By Rep. Ryan Mackenzie (R-Lehigh/Berks)
The year 2019 has been a busy one! I have been meeting with many constituents both in Harrisburg and the district listening to their concerns and ideas. I have also been attending a great many meetings, hearings, and tours to talk with experts and expand my education on various issues. I authored several legislative measures with two of them becoming law this past year. I am also already working on new legislative proposals for 2020.
One of the new laws I authored, known as the Construction Industry Employee Verification Act, was signed into law and will take effect in 2020. This law will require employers in the construction industry to use the federal E-Verify system to ensure their new hires do not include individuals not authorized to work in the United States.
This law is needed because, unfortunately, there are many unscrupulous employers who hire individuals not authorized to work in the U.S. for their construction teams. These employers and their unfair business practices hurt workers by driving down wages, creating an unlevel playing field for other employers to compete against, and depriving government of revenue that could be used to fund programs like unemployment compensation.
Under the new law, construction employers who fail to use E-Verify when hiring new employees will have action taken against a company’s licenses that are required to do business. This will hold employers accountable for their hiring practices that take jobs away from legal citizens.
While this new law makes the use of E-Verify mandatory only for construction industry employers, I support the use of E-Verify for new hires in all industries.
One of the laws the General Assembly worked hard to get enacted in 2019 will make historic changes to our voting practices.
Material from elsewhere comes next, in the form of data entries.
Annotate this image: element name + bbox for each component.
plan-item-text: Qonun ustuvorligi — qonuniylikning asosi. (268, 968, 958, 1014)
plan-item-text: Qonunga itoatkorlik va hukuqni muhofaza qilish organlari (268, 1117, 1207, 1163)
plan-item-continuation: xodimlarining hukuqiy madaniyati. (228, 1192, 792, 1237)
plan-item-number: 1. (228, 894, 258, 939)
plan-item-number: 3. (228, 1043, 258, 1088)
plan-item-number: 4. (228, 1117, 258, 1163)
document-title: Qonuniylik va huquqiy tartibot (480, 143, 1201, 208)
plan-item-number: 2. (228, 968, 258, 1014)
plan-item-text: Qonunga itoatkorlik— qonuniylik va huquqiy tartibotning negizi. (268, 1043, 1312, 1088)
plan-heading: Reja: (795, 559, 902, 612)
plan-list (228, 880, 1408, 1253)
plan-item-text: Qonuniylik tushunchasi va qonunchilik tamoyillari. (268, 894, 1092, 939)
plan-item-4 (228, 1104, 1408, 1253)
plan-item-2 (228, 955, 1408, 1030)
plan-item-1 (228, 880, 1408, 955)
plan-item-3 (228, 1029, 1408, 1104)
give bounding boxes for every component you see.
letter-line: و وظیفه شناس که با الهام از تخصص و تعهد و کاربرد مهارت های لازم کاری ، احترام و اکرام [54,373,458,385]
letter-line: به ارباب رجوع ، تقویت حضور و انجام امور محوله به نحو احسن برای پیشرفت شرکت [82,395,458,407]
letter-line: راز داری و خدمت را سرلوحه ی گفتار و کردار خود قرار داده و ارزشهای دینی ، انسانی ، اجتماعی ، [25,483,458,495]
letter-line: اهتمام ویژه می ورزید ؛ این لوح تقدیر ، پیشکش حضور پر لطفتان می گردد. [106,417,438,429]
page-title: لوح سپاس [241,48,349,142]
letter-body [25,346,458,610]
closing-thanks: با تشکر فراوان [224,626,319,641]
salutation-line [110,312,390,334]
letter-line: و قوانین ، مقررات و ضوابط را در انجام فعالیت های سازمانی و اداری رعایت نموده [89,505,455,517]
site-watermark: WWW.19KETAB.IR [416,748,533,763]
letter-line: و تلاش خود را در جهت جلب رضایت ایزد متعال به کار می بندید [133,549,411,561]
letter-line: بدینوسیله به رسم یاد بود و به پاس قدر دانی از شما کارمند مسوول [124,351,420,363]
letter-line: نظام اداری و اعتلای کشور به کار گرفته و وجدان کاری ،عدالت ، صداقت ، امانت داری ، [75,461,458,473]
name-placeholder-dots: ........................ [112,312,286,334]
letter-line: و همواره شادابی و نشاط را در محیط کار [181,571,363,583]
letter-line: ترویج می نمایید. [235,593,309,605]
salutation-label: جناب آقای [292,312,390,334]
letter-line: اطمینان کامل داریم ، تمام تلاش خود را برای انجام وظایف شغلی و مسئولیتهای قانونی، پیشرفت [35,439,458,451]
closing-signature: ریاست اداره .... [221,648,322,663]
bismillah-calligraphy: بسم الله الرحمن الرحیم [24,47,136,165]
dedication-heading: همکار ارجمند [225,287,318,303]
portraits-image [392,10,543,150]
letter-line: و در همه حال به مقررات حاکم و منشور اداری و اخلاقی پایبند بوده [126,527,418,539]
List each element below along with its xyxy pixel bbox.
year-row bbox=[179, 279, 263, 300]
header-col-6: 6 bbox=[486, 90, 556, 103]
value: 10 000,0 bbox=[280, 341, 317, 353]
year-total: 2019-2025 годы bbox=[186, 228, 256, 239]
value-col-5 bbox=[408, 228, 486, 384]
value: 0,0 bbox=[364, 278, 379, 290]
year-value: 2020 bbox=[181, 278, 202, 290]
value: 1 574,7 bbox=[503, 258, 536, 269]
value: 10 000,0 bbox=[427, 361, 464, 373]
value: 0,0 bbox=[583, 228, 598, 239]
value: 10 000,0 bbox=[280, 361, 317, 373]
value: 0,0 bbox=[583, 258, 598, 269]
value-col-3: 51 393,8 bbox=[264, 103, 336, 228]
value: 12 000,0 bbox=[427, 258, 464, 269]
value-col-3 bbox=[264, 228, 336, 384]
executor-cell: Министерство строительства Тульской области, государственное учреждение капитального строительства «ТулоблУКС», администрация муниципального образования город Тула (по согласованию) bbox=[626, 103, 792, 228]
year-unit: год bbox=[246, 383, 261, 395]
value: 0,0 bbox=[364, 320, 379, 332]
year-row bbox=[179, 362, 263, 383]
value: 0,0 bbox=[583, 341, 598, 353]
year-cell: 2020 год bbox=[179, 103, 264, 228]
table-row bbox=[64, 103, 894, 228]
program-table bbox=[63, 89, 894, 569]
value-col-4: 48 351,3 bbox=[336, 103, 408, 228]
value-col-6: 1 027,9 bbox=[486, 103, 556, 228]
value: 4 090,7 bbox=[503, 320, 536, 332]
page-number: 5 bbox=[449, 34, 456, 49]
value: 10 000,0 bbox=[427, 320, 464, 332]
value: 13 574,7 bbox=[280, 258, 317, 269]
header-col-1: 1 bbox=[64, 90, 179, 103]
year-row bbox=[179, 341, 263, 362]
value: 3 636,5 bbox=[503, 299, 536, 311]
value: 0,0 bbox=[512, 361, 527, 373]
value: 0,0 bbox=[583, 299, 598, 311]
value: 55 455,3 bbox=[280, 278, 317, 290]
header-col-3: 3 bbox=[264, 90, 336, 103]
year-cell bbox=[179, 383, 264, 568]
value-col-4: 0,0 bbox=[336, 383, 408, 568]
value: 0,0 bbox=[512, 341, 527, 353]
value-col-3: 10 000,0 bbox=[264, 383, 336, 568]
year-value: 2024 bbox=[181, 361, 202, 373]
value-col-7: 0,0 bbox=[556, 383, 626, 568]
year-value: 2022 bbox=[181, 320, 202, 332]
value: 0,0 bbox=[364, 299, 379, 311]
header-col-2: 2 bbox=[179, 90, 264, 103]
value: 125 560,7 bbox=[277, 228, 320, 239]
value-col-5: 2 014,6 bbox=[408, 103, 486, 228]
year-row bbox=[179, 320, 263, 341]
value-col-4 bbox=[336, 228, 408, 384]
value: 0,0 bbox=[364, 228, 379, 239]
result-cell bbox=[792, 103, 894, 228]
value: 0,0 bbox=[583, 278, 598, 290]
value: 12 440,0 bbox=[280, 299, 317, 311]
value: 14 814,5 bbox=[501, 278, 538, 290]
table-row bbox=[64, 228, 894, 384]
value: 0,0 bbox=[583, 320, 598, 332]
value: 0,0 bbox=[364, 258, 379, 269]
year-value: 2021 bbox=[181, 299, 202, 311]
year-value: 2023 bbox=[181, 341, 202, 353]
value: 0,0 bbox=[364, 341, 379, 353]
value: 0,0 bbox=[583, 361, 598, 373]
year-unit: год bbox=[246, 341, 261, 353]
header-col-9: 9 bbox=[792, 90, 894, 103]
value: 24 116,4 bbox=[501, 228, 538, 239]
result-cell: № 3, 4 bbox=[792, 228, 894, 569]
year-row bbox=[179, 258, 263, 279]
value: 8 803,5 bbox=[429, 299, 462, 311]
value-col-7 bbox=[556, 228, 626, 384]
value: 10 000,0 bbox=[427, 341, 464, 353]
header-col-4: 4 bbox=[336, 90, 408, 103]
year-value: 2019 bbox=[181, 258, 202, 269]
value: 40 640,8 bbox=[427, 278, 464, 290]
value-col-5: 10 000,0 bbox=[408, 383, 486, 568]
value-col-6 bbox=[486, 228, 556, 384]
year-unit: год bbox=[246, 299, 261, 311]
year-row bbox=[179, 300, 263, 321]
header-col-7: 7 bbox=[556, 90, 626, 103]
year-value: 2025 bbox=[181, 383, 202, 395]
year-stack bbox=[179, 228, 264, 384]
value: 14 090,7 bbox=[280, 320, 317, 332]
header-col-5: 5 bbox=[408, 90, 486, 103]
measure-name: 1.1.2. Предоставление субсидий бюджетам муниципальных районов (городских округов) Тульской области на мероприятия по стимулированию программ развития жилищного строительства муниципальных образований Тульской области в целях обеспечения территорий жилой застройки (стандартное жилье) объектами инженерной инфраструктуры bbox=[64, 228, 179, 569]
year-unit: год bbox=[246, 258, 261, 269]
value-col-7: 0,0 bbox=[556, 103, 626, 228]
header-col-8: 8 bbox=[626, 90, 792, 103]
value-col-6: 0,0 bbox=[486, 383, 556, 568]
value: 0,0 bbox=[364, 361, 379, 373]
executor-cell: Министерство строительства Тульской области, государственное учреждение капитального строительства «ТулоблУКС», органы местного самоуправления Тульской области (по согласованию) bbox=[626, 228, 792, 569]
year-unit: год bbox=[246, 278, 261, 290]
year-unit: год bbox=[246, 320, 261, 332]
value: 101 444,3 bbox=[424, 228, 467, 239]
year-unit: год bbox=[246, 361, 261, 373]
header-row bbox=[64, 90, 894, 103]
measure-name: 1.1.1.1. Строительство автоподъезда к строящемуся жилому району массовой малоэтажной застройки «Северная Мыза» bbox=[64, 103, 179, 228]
Taking effect for the primary in April, Act 77 of 2019
allows no-excuse voting by mail up to 50 days before an election for any voter and allows disabled voters to submit a single absentee ballot application each calendar year that applies to all elections that year.
The new law also shortens the deadline to register to vote to 15 days before the election instead of 30 days and extends the deadline for absentee ballots to be received until 8 p.m. on Election Day. Previously, they were due by 5 p.m. the Friday before an election. In addition, the law eliminates straight-party ticket voting.
Finally, the law relieves some of the financial burden placed on counties when the governor suddenly decertified all voting machines in the Commonwealth, requiring their replacement in time for the 2020 elections. More specifically, the law authorizes $90 million in borrowing to provide counties with an approximately 60% reimbursement of their expenses related to upgraded voting machines.
Also new in 2019 was my selection to serve on the Council of State Governments’ (CSG) National Future of Work Task Force and as co-chair of CSG’s Eastern Regional Conference. The mission of CSG is to facilitate the exchange of ideas among state policymakers, business leaders, and the academic community. My work with CSG helps me expand my information base and bring new ideas and concepts that are working in other states back to the Commonwealth for discussion.
A piece of legislation I am currently working on for 2020 would help promote the use of a new technology, create jobs and reduce waste that ends up in landfills.
House Bill 1808
would ensure that advanced recycling and recovery technology companies have a chance to thrive and are not misclassified as solid waste producers. Advanced recycling and recovery facilities process post-use plastics into new plastics and chemicals, raw materials for manufacturing, and transportation fuels that have lower emissions than conventional fuels. Converting these resources into new materials and fuels complements existing mechanical recycling and reduces the amount of material sent to landfills.
Treating post-use plastics as raw materials for “manufacturing” and not “waste” will remove Department of Environmental Protection permitting barriers for this emerging industry and promote continued innovation and investment. The current law does not clearly classify these new technologies as manufacturing and my legislation corrects that.
This is just the tip of the iceberg of what I have been working on this year. As always, I am humbled by your support of me as your state representative and will continue to work to protect taxpayers, reform government, create jobs, and strengthen education.